Metropolis'te insanlık artık ikiye ayrılmıştır: Yeraltında makinelerle birlikte yaşayan altsınıf ve yukarıda daha konforlu bir yaşam süren üstsınıf. Cehennemin art deco bir tasvirinde şehre güç sağlayan Endüstriyel Makine, işçilerini yutan bir kurban tapınağı olarak görülür.

Kuleyi yapan eller onu tasarlayan beyinlerin hayallerinden bihaberdi.

Pek çok film geleceğe yolculuk yapmıştır ve bunların çoğu Fritz Lang'in Metropolis'ine bir şeyler borçludur. 1927'de Almanya'da çekilen bu kent hayatı hikayesi, çekildiği zamandan yüz yıl sonrasını gösterir.

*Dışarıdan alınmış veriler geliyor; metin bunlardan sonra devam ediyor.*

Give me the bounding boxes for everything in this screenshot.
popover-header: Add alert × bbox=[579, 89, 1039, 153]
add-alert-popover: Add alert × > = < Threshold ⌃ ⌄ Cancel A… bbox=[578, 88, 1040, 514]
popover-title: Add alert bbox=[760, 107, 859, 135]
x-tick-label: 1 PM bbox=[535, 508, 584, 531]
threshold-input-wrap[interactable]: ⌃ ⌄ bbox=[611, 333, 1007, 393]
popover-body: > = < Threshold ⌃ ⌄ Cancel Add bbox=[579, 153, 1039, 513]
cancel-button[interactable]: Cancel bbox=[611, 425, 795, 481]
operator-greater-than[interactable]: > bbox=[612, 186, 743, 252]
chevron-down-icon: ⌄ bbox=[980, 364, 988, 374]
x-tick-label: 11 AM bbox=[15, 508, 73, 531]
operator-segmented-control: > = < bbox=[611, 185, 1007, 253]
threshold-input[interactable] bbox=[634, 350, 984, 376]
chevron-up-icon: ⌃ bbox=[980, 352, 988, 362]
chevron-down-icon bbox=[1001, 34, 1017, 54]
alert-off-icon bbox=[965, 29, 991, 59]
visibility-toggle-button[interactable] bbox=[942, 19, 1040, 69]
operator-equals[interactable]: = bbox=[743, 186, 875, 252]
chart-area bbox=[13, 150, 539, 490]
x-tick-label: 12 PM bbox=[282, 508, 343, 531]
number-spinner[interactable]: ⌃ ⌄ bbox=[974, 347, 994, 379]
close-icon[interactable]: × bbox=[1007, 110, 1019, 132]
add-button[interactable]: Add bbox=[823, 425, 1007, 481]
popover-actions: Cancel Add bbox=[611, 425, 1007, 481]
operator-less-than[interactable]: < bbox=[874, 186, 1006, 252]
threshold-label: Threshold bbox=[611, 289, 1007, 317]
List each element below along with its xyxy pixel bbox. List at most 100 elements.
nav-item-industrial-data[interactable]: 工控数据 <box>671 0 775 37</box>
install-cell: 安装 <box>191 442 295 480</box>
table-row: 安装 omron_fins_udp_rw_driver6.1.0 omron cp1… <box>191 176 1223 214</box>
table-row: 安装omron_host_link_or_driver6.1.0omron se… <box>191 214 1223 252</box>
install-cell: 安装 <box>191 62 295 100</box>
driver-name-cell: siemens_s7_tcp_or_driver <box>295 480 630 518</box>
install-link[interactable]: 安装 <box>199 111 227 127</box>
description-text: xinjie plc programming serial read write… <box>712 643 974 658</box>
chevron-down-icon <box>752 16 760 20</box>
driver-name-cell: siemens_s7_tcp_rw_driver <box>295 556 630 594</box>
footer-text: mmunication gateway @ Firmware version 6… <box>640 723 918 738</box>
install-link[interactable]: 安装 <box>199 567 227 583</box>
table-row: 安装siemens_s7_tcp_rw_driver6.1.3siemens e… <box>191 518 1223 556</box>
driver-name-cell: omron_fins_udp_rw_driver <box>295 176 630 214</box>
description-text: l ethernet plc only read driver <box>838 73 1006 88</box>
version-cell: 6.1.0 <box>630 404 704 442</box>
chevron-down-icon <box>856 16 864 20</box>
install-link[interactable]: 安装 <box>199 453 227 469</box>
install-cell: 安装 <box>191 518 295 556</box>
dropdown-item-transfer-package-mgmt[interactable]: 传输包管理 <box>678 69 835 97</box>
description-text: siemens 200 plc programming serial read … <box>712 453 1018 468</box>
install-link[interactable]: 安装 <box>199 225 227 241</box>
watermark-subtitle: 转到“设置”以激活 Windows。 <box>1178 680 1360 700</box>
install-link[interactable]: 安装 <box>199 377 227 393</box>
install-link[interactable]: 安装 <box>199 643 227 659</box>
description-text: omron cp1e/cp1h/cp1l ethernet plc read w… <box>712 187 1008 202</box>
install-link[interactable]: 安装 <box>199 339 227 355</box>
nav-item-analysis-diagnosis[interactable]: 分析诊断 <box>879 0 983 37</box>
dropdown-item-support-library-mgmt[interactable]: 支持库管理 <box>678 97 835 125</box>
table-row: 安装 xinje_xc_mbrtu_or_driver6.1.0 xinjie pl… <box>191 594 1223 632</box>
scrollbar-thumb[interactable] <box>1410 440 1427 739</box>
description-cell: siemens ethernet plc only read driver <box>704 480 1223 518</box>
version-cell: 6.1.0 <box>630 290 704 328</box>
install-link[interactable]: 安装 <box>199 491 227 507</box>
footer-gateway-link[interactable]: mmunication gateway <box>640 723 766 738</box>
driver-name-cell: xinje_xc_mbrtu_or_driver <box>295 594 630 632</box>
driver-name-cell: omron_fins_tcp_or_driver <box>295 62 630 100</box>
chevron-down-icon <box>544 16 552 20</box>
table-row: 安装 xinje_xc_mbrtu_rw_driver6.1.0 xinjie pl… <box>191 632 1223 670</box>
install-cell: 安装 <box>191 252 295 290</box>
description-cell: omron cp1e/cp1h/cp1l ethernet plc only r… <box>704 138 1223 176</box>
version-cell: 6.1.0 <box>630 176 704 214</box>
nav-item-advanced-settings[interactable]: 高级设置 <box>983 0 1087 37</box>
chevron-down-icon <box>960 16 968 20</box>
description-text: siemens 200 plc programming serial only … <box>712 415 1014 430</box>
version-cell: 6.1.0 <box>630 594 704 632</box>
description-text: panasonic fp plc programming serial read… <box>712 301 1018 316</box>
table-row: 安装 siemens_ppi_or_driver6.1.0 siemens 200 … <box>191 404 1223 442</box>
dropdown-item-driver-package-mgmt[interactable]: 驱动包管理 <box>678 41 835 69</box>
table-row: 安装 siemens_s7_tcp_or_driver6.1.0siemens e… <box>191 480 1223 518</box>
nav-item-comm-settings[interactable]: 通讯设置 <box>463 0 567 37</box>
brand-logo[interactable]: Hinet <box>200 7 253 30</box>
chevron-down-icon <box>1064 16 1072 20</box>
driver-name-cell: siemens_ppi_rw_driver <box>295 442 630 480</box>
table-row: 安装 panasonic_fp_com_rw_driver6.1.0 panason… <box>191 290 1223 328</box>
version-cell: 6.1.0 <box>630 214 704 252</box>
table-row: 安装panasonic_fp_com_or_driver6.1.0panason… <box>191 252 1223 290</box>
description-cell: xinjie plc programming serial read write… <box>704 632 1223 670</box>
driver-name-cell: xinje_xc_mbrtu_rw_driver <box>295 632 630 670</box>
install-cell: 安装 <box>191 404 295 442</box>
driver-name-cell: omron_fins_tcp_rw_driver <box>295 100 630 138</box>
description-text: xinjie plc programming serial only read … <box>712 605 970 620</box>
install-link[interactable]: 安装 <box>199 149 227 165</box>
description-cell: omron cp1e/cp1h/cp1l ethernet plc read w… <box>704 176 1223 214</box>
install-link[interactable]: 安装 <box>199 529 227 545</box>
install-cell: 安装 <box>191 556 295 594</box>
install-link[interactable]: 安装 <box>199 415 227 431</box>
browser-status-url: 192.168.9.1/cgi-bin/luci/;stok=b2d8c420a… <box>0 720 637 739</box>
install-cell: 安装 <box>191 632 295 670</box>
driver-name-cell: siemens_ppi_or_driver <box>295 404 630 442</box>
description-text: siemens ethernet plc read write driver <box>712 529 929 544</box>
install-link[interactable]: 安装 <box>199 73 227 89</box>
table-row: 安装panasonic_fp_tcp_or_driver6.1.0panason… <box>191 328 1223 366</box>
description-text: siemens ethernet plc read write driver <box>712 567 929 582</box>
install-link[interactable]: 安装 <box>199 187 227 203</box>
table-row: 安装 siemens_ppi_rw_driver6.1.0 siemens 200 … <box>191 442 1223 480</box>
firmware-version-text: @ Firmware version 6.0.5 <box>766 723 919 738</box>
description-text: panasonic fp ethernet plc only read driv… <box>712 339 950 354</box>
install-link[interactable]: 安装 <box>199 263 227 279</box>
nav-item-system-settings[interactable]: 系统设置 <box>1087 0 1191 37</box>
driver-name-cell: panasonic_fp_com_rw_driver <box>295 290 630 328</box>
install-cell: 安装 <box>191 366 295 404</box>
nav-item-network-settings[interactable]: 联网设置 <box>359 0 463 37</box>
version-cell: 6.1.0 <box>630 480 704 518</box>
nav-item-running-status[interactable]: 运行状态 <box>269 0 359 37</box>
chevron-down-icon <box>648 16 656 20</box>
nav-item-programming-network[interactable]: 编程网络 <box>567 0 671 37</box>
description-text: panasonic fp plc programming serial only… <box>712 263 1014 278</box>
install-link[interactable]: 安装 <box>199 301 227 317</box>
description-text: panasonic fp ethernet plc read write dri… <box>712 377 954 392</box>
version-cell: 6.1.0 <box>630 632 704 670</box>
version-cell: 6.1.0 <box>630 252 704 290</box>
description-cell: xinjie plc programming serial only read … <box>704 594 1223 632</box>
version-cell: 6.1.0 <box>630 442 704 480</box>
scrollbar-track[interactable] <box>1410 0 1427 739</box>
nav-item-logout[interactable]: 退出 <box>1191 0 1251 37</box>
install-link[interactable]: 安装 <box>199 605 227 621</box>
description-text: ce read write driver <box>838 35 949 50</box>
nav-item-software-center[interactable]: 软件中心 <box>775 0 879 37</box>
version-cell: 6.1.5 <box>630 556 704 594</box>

Metropolis 2026'da geçmektedir ama aslında çekildiği dönemin çarpıtılmış bir yansımasıdır. Alman Dışavurumculuğunun etkisi altındaki çarpıcı siyah beyaz görüntülerin arkasında değişim halindeki bir dünyanın kabusu yatmaktadır. I. Dünya Savaşının mekanize dehşetleri hafızalarda henüz tazedir ve çok yakında Naziler, Almanya'nın sorunlarına çözümler önererek iktidara gelmeye başlayacaktır.

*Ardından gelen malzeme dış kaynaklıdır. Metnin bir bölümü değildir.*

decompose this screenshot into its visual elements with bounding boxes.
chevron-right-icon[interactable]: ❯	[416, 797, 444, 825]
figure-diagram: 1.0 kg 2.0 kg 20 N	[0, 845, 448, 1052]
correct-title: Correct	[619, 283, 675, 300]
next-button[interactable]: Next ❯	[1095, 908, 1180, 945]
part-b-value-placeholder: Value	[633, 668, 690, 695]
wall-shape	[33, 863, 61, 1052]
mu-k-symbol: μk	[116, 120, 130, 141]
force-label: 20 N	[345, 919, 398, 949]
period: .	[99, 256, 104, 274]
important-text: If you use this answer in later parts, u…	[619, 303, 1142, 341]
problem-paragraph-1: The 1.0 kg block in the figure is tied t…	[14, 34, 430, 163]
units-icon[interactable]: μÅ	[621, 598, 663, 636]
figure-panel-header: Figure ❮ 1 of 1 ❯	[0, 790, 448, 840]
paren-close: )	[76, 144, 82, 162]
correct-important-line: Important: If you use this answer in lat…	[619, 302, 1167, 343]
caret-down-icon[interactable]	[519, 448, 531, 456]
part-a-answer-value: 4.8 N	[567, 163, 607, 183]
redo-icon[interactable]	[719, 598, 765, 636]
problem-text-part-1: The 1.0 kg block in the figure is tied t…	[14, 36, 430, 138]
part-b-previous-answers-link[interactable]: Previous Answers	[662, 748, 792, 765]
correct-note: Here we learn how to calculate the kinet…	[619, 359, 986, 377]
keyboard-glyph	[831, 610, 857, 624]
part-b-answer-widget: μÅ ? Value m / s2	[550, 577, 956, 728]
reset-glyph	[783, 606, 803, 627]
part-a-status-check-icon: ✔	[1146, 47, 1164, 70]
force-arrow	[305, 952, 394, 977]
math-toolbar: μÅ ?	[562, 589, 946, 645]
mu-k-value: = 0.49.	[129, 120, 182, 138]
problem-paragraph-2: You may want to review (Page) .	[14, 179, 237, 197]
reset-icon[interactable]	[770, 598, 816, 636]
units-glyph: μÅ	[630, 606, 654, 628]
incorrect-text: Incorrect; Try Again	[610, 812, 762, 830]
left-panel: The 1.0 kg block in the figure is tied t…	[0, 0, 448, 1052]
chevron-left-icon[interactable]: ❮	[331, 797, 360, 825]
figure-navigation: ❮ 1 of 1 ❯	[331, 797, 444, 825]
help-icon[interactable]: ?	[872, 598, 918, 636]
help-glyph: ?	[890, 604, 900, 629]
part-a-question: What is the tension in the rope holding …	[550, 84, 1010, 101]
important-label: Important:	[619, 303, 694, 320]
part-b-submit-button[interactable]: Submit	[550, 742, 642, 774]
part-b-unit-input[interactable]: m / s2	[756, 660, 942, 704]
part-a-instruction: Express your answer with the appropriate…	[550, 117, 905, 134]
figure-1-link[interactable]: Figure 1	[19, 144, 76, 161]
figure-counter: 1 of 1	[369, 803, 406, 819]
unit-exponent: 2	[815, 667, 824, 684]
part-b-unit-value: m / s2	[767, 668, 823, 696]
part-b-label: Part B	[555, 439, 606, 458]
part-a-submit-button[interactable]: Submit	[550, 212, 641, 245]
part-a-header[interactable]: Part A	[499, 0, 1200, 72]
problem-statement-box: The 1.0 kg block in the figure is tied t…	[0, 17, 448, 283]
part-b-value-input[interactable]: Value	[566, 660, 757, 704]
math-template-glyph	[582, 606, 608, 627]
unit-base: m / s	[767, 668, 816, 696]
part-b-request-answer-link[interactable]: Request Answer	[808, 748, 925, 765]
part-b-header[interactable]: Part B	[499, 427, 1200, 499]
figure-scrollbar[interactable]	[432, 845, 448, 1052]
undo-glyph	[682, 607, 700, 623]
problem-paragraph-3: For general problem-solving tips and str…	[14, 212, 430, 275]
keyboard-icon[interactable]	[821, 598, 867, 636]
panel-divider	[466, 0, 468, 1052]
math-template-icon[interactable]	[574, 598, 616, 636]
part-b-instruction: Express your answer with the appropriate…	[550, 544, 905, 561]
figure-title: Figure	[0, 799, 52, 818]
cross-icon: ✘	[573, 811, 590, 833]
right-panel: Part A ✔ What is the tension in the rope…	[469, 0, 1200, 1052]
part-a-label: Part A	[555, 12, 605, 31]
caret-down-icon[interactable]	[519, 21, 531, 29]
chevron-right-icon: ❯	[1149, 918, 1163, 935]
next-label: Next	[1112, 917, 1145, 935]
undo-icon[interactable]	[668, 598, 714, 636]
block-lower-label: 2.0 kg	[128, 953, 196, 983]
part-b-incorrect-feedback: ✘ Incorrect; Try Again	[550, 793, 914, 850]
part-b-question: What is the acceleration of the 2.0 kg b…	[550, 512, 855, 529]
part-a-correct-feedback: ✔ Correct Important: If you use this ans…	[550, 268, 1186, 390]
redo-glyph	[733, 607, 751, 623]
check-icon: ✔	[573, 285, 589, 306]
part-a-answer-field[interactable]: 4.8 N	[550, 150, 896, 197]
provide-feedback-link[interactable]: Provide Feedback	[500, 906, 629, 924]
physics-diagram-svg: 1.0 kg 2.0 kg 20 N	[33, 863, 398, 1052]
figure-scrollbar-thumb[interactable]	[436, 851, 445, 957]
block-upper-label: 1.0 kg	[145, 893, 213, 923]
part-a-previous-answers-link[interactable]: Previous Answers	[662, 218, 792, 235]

Lang Metropolis fikri 1924'te New York'u ziyaret ettiği sırada aklına geldiğini sık sık belirtmiştir ve bu belli de olmaktadır. Yükselen gökdelenleri ve o gökdelenlerden karınca gibi görünen yurttaşları ile Amerikan şehri beyazperdede gösterilen ilk bilimkurgu şehir manzarasına ilham olmuştur. Lang tek raylı tren modelleri ile makineleri çalıştıran insanların çarkın dişlilerinden hallice olduğu geniş kurmalı setler içeren parlak zirveleri birleştirdiği abartılı bir Manhattan versiyonu yaratmak için görsel efekt öncüsü Eugen Schüftan ile çalışmıştır.

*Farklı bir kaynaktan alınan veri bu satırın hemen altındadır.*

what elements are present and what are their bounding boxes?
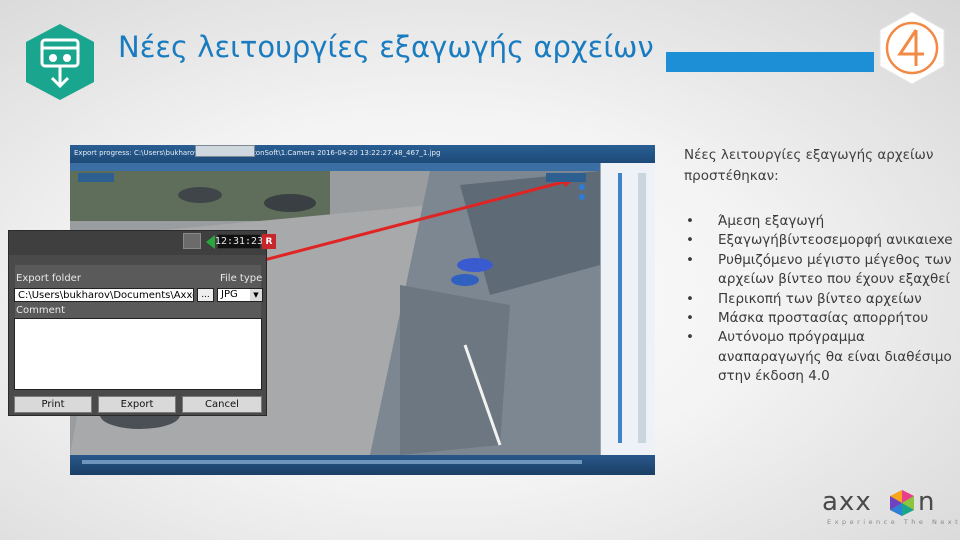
cancel-button[interactable]: Cancel bbox=[182, 396, 262, 413]
playback-track[interactable] bbox=[82, 460, 582, 464]
camera-time-label bbox=[546, 173, 586, 182]
timeline-bar[interactable] bbox=[618, 173, 622, 443]
window-controls[interactable] bbox=[195, 145, 255, 157]
version-4-logo-icon bbox=[879, 11, 945, 85]
svg-text:n: n bbox=[918, 487, 934, 517]
export-folder-label: Export folder bbox=[16, 273, 81, 284]
events-panel bbox=[600, 163, 655, 463]
tagline: Experience The Next® bbox=[827, 518, 960, 526]
time-display: 12:31:23 bbox=[214, 234, 264, 249]
intro-text: Νέες λειτουργίες εξαγωγής αρχείων προστέ… bbox=[684, 145, 933, 187]
svg-text:axx: axx bbox=[822, 487, 872, 517]
list-item: Άμεση εξαγωγή bbox=[686, 212, 960, 232]
file-type-label: File type bbox=[220, 273, 263, 284]
list-item: Μάσκα προστασίας απορρήτου bbox=[686, 309, 960, 329]
client-toolbar bbox=[70, 163, 600, 171]
export-progress-path: Export progress: C:\Users\bukharov\Docum… bbox=[74, 149, 441, 157]
intro-line-1: Νέες λειτουργίες εξαγωγής αρχείων bbox=[684, 147, 934, 163]
feature-list: Άμεση εξαγωγή Εξαγωγήβίντεοσεμορφή ανικα… bbox=[686, 212, 960, 387]
export-folder-input[interactable]: C:\Users\bukharov\Documents\AxxonS bbox=[14, 288, 194, 302]
slide-title: Νέες λειτουργίες εξαγωγής αρχείων bbox=[118, 30, 654, 64]
play-flag-icon[interactable] bbox=[206, 235, 215, 249]
export-files-icon bbox=[26, 24, 94, 100]
list-item: Εξαγωγήβίντεοσεμορφή ανικαιexe bbox=[686, 231, 960, 251]
file-type-value: JPG bbox=[221, 289, 238, 300]
print-button[interactable]: Print bbox=[14, 396, 92, 413]
record-button[interactable]: R bbox=[262, 234, 276, 249]
file-type-select[interactable]: JPG ▼ bbox=[217, 288, 263, 302]
comment-label: Comment bbox=[16, 305, 65, 316]
title-accent-bar bbox=[666, 52, 874, 72]
chevron-down-icon[interactable]: ▼ bbox=[250, 289, 262, 301]
comment-textarea[interactable] bbox=[14, 318, 262, 390]
camera-label bbox=[78, 173, 114, 182]
list-item: Ρυθμιζόμενο μέγιστο μέγεθος των αρχείων … bbox=[686, 251, 960, 290]
list-item: Περικοπή των βίντεο αρχείων bbox=[686, 290, 960, 310]
list-item: Αυτόνομο πρόγραμμα αναπαραγωγής θα είναι… bbox=[686, 328, 960, 386]
browse-button[interactable]: ... bbox=[197, 288, 214, 302]
export-button[interactable]: Export bbox=[98, 396, 176, 413]
playback-bar bbox=[70, 455, 655, 475]
client-title-bar: Export progress: C:\Users\bukharov\Docum… bbox=[70, 145, 655, 163]
snapshot-button[interactable] bbox=[183, 233, 201, 249]
intro-line-2: προστέθηκαν: bbox=[684, 168, 779, 184]
timeline-scale[interactable] bbox=[638, 173, 646, 443]
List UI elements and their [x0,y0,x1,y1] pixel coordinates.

Metropolis genellikle perdedeki ilk distopya olarak nitelendirilir ve bölünmüş bir Alman toplumuna dair sezgisi kasvetli biçimde öngörülüdür. Lang'ın filmi yine de özünde iyimser kalır-rüyalarımız bunaltıcı kabuslara dönüştüğünde bile insan kalbinin galip geleceğine inanır ve yarının dünyasında korkutucu da olsa bir güzellik görür.